Non-Alcoholic Fat Liver Disease (NAFLD) is often a hepatic complication of obese, hyperlipidemia, diabetes and metabolic syndrome, and affects more than one third of general population in the US and 15% in China. It covers a spectrum of fat accumulation-associated disorders, ranging from simple fatty liver, Nonalcoholic Steatohepatitis (NASH), and End-Stage Liver Disease (ESLD). Approximately, one fifth of NAFLD patients will develop NASH, which may further progress to ESLD with various complications. Hepatocellular Carcinoma (HCC) may occur in all stages of NAFLD, and accounts for an increased incidence of HCC in the US. Despite of pandemic prevalence of NAFLD/NASH, etiology-specific treatment has not been available yet, nor is its pathogenesis fully understood. The multi-factorial feature of this disorder dictates the variance in susceptibility, possibility of disease progression and responses to therapeutics, and requires that therapeutics targeting more than single pathway should be developed, and personalized treatment implemented.
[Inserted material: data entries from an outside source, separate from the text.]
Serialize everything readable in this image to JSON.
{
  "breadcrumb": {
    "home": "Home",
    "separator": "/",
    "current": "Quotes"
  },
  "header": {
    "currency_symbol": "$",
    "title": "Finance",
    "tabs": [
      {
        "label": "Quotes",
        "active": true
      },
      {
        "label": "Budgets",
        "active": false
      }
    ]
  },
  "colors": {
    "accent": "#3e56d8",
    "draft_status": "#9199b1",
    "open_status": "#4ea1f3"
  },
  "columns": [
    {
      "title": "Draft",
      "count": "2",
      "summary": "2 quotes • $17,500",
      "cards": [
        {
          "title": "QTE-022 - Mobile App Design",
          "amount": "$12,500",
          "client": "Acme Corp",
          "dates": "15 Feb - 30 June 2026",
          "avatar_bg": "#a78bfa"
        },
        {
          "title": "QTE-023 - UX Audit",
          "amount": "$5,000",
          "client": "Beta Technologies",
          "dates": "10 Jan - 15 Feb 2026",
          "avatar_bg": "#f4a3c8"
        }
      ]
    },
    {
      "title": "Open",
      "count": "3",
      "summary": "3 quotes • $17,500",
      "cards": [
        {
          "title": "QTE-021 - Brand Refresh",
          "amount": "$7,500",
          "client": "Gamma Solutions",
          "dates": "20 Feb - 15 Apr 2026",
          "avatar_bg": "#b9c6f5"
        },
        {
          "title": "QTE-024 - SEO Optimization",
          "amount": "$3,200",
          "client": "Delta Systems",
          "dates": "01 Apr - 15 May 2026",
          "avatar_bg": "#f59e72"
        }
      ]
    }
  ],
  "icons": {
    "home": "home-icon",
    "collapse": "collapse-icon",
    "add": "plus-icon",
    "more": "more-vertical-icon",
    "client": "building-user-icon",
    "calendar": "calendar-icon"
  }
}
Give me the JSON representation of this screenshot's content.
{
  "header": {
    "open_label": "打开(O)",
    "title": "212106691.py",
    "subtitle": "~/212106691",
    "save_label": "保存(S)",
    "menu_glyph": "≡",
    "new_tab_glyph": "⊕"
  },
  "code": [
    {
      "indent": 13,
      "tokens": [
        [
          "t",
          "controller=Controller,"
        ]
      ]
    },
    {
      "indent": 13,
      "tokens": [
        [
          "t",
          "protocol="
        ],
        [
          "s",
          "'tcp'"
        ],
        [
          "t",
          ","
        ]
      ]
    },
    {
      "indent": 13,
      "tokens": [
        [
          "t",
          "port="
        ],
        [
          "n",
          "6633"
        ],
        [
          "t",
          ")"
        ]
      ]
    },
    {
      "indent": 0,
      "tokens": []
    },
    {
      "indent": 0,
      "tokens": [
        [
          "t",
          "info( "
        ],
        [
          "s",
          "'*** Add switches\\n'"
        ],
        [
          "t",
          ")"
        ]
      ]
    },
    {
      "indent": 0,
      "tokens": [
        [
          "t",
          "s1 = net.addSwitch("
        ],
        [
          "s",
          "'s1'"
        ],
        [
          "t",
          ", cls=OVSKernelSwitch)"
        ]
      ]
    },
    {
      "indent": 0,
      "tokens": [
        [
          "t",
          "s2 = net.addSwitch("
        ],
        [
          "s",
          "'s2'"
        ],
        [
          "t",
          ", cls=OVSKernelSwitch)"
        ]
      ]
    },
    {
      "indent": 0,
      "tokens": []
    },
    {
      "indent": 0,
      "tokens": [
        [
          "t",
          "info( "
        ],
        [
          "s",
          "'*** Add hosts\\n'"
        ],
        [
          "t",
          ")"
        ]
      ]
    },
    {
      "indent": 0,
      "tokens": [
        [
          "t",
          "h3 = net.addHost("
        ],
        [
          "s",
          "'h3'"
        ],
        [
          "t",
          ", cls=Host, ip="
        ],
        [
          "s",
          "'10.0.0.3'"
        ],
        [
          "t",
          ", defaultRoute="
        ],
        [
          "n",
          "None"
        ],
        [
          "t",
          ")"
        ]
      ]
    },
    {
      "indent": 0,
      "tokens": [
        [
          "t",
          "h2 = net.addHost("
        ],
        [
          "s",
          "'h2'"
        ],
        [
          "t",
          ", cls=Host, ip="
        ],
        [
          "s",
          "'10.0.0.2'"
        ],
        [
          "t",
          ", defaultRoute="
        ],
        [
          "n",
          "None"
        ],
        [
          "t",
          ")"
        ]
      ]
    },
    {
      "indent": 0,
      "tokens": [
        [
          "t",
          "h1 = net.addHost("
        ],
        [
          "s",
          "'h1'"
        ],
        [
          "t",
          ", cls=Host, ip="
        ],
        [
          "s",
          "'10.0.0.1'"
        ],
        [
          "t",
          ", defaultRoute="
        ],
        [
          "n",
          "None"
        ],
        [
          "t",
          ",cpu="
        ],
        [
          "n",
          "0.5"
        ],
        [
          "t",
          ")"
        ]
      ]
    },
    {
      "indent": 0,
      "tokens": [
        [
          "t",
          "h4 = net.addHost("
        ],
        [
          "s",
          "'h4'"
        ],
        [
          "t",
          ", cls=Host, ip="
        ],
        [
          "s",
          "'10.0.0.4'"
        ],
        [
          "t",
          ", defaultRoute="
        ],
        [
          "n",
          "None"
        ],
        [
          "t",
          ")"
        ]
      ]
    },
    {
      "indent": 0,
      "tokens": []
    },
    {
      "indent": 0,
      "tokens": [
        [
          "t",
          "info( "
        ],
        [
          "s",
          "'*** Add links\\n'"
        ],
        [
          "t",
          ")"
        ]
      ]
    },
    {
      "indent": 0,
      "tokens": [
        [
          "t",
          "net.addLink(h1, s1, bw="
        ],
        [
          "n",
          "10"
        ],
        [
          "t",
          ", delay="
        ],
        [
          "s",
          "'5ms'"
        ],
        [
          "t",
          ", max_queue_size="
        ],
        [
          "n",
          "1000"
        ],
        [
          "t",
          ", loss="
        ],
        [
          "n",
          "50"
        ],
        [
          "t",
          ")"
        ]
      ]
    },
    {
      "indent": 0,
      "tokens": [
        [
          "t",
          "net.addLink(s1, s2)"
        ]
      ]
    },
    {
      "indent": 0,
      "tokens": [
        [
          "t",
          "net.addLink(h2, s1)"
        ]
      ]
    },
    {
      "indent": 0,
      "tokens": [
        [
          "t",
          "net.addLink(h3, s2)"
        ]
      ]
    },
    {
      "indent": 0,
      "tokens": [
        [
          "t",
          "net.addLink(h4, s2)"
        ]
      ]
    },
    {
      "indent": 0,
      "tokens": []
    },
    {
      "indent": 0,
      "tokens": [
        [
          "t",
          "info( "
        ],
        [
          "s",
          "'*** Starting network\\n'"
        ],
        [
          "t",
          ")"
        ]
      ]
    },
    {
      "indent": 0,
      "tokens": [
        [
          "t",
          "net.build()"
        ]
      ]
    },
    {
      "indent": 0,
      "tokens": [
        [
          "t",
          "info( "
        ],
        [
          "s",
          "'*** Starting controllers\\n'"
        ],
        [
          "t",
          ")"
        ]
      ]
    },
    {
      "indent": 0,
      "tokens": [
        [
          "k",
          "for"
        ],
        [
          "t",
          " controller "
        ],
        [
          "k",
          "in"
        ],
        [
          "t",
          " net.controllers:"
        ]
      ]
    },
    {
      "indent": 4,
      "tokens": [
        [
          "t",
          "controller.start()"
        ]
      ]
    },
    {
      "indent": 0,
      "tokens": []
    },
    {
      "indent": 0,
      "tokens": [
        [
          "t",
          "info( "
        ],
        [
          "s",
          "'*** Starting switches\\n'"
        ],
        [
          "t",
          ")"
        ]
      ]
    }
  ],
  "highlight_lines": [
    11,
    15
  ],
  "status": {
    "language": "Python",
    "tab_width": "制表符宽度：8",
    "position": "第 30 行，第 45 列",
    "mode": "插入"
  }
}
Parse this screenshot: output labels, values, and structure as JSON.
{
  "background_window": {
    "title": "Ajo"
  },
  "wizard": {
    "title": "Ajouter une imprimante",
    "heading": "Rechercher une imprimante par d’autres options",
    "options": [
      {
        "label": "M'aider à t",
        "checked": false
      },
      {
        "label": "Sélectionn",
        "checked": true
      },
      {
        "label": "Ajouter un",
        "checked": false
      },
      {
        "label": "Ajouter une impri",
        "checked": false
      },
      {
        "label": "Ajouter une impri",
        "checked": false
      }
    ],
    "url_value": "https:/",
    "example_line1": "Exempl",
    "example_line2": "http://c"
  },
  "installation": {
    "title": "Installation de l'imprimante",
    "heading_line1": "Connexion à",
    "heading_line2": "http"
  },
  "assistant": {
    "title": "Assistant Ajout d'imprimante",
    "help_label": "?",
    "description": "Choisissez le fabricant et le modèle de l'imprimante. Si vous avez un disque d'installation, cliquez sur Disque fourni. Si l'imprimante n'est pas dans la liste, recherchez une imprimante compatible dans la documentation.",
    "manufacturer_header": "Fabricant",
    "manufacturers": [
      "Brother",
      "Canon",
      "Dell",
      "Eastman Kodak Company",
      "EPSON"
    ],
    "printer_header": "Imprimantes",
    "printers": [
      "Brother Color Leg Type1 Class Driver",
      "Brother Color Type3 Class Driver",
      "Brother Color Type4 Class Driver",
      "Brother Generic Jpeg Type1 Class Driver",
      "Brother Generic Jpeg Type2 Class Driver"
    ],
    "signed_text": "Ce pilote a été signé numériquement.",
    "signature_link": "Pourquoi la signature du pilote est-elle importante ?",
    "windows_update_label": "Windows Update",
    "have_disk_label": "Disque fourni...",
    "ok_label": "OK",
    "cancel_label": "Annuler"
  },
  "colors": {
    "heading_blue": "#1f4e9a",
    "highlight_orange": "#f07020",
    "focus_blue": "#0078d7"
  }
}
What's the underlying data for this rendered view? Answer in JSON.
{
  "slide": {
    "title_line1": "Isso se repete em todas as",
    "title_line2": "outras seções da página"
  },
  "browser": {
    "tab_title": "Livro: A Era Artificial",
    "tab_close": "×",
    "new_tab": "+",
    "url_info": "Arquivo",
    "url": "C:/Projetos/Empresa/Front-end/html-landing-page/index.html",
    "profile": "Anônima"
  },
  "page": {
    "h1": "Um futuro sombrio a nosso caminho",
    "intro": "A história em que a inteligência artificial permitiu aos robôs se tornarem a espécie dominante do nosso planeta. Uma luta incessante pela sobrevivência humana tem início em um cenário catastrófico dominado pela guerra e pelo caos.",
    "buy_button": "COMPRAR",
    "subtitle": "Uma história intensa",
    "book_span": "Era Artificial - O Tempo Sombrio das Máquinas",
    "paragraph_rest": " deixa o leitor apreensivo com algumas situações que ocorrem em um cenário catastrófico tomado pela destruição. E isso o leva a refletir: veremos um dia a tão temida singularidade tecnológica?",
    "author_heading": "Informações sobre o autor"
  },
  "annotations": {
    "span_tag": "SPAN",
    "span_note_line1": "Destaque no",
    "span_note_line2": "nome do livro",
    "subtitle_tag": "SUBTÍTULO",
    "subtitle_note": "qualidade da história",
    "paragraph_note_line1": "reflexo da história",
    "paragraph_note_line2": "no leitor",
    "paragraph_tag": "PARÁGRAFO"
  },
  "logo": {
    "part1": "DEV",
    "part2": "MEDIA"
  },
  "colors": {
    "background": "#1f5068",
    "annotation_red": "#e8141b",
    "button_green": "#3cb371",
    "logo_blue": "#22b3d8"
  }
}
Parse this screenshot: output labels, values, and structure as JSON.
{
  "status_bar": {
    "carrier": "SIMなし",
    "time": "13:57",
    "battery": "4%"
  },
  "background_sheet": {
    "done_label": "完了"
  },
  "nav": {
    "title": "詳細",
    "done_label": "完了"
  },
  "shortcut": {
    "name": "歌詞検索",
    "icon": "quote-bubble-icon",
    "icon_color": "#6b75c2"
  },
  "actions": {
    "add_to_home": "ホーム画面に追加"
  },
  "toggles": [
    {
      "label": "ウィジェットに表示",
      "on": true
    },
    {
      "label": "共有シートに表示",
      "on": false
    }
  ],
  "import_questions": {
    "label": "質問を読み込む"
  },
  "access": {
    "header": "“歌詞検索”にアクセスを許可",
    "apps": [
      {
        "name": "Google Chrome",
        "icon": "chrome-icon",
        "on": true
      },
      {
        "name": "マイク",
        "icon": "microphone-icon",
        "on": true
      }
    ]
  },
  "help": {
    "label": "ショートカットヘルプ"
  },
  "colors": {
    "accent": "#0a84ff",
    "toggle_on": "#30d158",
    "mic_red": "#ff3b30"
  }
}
To reach such goals, the delineation of Endoplasmic Reticulum (ER) stress and lipophagy, two pathophysiologic responses in addition to known pathologic alterations, such as lipotoxicity, oxidant stress, insulin resistance, would allow revealing the molecular basis for NASH initiation and progression, and point to a right direction for new therapeutic development. The present review aims to cover the current understanding of how ER stress and autophagy take a part in the initiation and progression of NASH, and what therapeutic hints exist in deep insights into these two pathophysiologic responses. The ultimate goal is to develop more effective strategies for NASH intervention.